Last Updated: Wednesday, 24 January 2007
UN urges Nepal war crimes trials http://news.bbc.co.uk/2/hi/south_asia/6294869.stm
[Both Maoists and troops have been blamed for human rights abuses]
The UN's top human rights official has called for troops and former Maoist rebels to be prosecuted for human rights abuses during Nepal's civil war.
Speaking after a six-day visit to the country, Louise Arbour told the BBC war crimes had been committed in Nepal.
At least 13,000 people were killed and hundreds went missing in the conflict.
The Maoists agreed to peace last year and are set to join a multi-party government. The parties and the Maoists say they will form a truth commission.
The BBC's Charles Haviland in Kathmandu says Ms Arbour's message is that severe human rights violations in Nepal in the past and present are made more likely by impunity, or what she called very poor law enforcement.
'Genocide'
In her BBC interview, Ms Arbour accused the country's political players of acting insultingly to victims of rights abuses committed during nearly 11 years of conflict.
[There is no prospect for sustainable peace without the personal accountability of those who have perpetrated these abuses
UN High Commissioner for Human Rights Louise Arbour]

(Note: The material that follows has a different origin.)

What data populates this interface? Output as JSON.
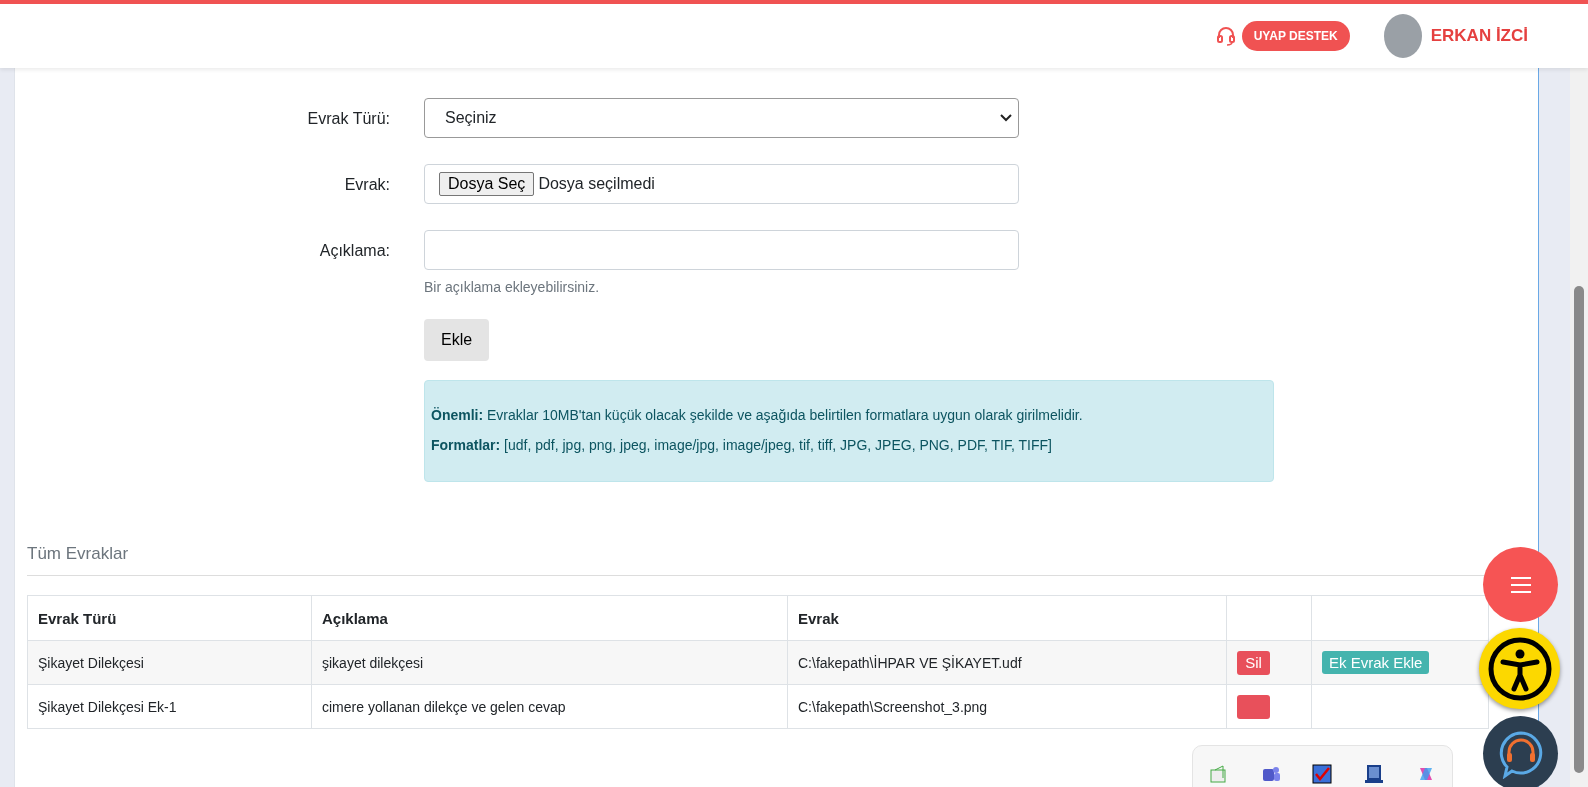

She welcomed moves to set up a truth commission, but said it would be catastrophic to grant amnesties on either side before the commission did its work.
"The UN totally rejects any amnesties for very serious offences - genocide, war crimes, crimes against humanity - and certainly war crimes here would be clearly applicable," she told the BBC.
She made clear at a news conference that people on both sides should be punished.
"There should be prosecutions of those most responsible for these levels of gross violations of human rights, disappearances, killings, and torture," the UN high commissioner for human rights told reporters in Kathmandu.
Ms Arbour also expressed "great concern" for the recent violence in the south-eastern town of Lahan, where five people, including a 16-year-old boy, have been killed in unrest since Friday.
Since a ceasefire between the Maoists and security forces began last April there has been only one inquiry commission that has allocated blame.
It pronounced King Gyanendra and 200 other people responsible for suppressing the huge April demonstrations in which more than 20 people died and thousands were injured.